BolaSkor.com - Suasana ruang ganti timnas Prancis tengah diselimuti kegembiraan usai memastikan diri lolos ke babak perempat final Piala Dunia 2026.
Prancis akan menghadapi Maroko di perempat final yang akan dimainkan di Boston Stadium, Jumat (10/07) pukul 03.00 dini hari WIB.
Di tengah euforia tersebut, sebuah detail menarik perhatian fans mengenai julukan baru sang kapten, Kylian Mbappe.
Saat para pemain Les Bleus sedang bersenda gurau dan mengambil foto tim setelah kemenangan atas Swedia, Ousmane Dembele kedapatan memanggil Mbappe dengan sebutan "Mobut".
Baca Juga:
Ketika Prancis Meladeni Permainan Kotor Paraguay
Rating Pemain Paraguay vs Prancis: Kylian Mbappe Masih Kinclong
Julukan unik nan menggelitik ini pun langsung memicu rasa penasaran publik mengenai arti di baliknya.
Usut punya usut, panggilan tersebut merupakan pelesetan jenaka yang merujuk pada sosok Mobutu Sese Seko.
Mobutu dikenal dalam sejarah dunia sebagai mantan diktator yang pernah memimpin Republik Demokratik Kongo selama lebih dari tiga dekade.
Asal-usul Meme Diktator Sepak Bola
Julukan "Mobutu" ini lahir bukan tanpa alasan, melainkan berakar dari sebuah meme daring yang tengah berkembang pesat di media sosial.
Dalam candaan tersebut, penyerang anyar Real Madrid itu kerap dicap sebagai "diktator" tersembunyi yang mengendalikan jagat sepak bola.
Meme tersebut bahkan menarasikan bahwa Mbappe memiliki kuasa begitu besar hingga membuat para wasit tunduk mematuhi segala instruksinya.
Di sisi lain, para pengkritik menganggap candaan ini sebagai cerminan bahwa sang pemain memang memiliki pengaruh yang terlalu besar di level klub maupun timnas.
Meski gambar-gambar Mbappe bergaya diktator banyak bertebaran di media sosial sepanjang turnamen, internal tim Prancis menolak narasi negatif itu.

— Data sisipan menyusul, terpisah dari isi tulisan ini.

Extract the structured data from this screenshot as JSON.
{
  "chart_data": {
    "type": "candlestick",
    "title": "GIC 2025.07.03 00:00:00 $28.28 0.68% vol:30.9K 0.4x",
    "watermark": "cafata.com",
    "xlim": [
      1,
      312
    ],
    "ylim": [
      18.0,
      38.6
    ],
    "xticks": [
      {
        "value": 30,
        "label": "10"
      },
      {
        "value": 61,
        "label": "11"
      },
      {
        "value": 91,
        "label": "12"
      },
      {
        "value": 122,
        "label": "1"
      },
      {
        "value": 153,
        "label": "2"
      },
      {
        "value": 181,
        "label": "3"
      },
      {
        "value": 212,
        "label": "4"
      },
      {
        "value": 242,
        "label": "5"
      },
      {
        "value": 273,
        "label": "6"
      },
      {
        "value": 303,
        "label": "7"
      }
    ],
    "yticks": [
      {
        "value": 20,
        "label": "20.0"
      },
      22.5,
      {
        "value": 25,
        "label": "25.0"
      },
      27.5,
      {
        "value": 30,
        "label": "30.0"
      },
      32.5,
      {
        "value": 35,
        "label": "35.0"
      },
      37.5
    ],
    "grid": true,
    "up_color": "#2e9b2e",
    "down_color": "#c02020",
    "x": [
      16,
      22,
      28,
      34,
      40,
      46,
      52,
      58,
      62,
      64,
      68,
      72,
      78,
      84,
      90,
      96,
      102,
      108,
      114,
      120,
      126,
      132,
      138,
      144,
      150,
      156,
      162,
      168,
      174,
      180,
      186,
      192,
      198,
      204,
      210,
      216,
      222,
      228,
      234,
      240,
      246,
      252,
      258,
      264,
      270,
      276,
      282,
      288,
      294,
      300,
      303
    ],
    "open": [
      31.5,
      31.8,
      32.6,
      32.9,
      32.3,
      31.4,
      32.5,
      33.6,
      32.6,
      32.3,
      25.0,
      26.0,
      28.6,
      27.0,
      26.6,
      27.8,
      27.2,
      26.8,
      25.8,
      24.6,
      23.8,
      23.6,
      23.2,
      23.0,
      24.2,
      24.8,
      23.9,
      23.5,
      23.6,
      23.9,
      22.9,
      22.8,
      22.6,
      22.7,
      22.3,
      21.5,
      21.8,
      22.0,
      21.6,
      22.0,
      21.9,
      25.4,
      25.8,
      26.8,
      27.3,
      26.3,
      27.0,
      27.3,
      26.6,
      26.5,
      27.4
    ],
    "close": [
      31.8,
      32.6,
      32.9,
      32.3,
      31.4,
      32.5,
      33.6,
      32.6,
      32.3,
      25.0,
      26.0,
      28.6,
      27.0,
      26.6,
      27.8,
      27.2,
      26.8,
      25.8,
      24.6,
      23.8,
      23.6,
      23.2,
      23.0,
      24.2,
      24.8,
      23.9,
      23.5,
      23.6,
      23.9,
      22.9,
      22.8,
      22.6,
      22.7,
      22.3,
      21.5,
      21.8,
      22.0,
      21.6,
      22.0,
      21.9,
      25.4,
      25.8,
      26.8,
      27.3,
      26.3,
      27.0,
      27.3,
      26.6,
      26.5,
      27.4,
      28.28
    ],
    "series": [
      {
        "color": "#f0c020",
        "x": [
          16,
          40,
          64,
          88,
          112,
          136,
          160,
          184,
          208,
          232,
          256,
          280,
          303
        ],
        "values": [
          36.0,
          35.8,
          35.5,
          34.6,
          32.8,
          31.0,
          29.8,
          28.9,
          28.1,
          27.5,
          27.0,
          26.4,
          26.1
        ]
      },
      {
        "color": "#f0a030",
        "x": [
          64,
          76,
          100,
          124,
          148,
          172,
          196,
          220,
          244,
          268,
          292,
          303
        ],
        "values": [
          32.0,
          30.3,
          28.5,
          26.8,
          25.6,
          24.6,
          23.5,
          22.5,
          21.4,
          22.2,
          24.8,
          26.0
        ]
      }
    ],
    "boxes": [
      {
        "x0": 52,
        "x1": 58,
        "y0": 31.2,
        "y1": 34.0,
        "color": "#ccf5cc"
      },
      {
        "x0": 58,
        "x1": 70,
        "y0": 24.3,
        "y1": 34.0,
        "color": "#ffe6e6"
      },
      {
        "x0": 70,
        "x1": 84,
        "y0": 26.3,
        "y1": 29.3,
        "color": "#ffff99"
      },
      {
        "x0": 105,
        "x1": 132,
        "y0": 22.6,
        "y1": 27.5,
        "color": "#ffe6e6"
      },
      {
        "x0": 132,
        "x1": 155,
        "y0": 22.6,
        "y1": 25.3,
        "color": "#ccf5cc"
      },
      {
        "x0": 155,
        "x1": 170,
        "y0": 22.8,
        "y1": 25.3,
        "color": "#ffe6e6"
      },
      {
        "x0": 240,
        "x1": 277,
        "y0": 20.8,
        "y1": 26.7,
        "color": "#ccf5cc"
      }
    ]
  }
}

Di atas lapangan, ketajaman Mbappe justru tak terbendung dengan mengemas tujuh gol dalam lima laga untuk memimpin Prancis ke delapan besar.
Pembelaan Tegas Didier Deschamps

Selebrasi Kylian Mbappe usai membobol gawang Irak yang membuat namanya sejajar dengan Miroslav Klose. (FIFA)
Didier Deschamps, selaku pelatih Prancis, langsung pasang badan untuk membela kapten andalannya tersebut dari serangan kritik netizen.
Usai kemenangan 1-0 atas Paraguay di babak 16 besar, Deschamps menegaskan bahwa watak asli Mbappe sangat bertolak belakang dengan rumor yang beredar.
Kalian membuat Kylian Mbappe tampak seperti seorang diktator, kenyataannya justru sebaliknya,
ujar Deschamps dikutip dari Bein Sports.
Deschamps menambahkan bahwa kedewasaan sang pemain telah menjadikannya sosok pemimpin yang sangat dihormati oleh seluruh rekan setimnya.
"Citra publiknya sama sekali tidak mencerminkan kenyataan. Kylian selalu dewasa dan seluruh tim mengikutinya," tambah sang juru taktik.
"Saya sangat senang memiliki Kylian sebagai kapten. Kapan pun dia berbicara di dalam dan di luar lapangan, dia mewakili seluruh kelompok," pungkas Deschamps.